Japonica is detasseled in our mass popcorn planting so that better popping genetics is transferred to Japonica rather than to accept poor quality popping transferred to our good popping types. Japonica will be the female in this case but will not contribute pollen to the mass cross.
Our mass planting consists of the very large cob colorful popcorns. Included are commercial popcorns known to have outstanding popping quality.
It's a minor player in the project and was planted as an after thought. We include it in our mass popcorn breeding project with the hopes that it might become a better popper and at the same time keep it's ornamental foliage color in future generations. Popcorn, like Japonica, is a kind of flint corn with a very hard kernel.
For a short time we looked at Old Gold as a possible contributor of foliage genes to our popcorn but after several crosses, it doesn't look likely.

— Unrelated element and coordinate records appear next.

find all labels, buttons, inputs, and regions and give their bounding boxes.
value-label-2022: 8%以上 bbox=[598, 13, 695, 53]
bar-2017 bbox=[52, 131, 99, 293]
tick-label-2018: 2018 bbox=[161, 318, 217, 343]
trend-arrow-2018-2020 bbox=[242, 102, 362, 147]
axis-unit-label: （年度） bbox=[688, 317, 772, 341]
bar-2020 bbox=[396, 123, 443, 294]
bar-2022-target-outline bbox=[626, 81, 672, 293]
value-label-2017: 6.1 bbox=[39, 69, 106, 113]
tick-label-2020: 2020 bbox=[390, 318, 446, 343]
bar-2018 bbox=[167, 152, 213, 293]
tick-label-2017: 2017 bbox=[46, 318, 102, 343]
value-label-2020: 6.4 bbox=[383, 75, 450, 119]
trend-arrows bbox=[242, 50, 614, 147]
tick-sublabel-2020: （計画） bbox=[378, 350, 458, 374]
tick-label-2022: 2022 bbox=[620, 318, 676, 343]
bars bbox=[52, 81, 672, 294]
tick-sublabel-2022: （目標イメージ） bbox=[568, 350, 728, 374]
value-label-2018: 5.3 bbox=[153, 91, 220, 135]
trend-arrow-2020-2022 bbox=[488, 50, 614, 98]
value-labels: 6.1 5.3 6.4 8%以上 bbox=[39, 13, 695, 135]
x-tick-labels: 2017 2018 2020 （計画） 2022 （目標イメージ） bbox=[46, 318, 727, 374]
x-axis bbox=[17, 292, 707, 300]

Old Gold is a dent corn or field corn. Nearly 50% of the corn raised in America are various dent corn hybrids raised for animal food. Not nearly as beautiful as the ornamental foliage corn though! Dent corn dries with a prominent "dent" where the pericarp shrinks because of an endosperm consisting of both soft and hard starches which dry at different rates. Yellow dent corn has a relatively soft, inner starchy layer which grinds nicely. It is the corn used to make corn chips and taco shells as well as dozens of other food products are produced from the corn meal produced from dent corn.
Dent corn is used to produce a variety of food products including hominy. See http://waltonfeed.com/self/corn.html for more information of the pickling lime preparation of this healthful product from dent corn. According to Walton Feed's website grinding your own corn to make meal and flour is worthwhile. "... nutritionally speaking, there's a big difference between the corn meal you can buy in the store and freshly ground corn meal you grind yourself at home. There's a couple of reasons for this. In store-bought corn flour or meal, the outer skin (a great source of fiber) and the germ which is loaded with nutrients has been removed. The grain millers particularly like to remove the germ as it contains the oils that quickly go rancid - something they don't want to happen before you get their cornmeal home and used. Unfortunately, it also contains many of the vitamins and minerals that make corn so healthy."
Flour corns can also make nice ornamental "Indian Corn" for decoration although since the endosperm is made of soft starch, the kernels are easily crushed and are more prone to rot or insect infestation with improper storage. Since flour corn contains soft starch it is easy to grind into a soft flour. Foods such as tortillas, pancake mixes, cornbread mixes, and corn chips are often made from flour corn.
Parching corns are varieties of flour corns although not all flour corns make the tastiest parching corn (Native Seed Search have nice parching corns in their collection). Although common in the southwest among native populations, parching corn is a somewhat sweet, satisfying and nutritious snack with a long storage life. When heated slowly, the flour corn kernels expand only slightly and the seed coat usually splits when it is ready to eat. Heating can be done without oil or any other additives, even in the microwave!
Blue corn is another flour corn which is showing up in Mexican restaurants, health food stores, and some supermarkets where blue corn products are now being marketed. Blue corn, actually plants produce cobs of blue and mixtures of blue and white kernels is considered one of the highest protein-rich corns. The protein content of blue corn is 30% higher than dent corns.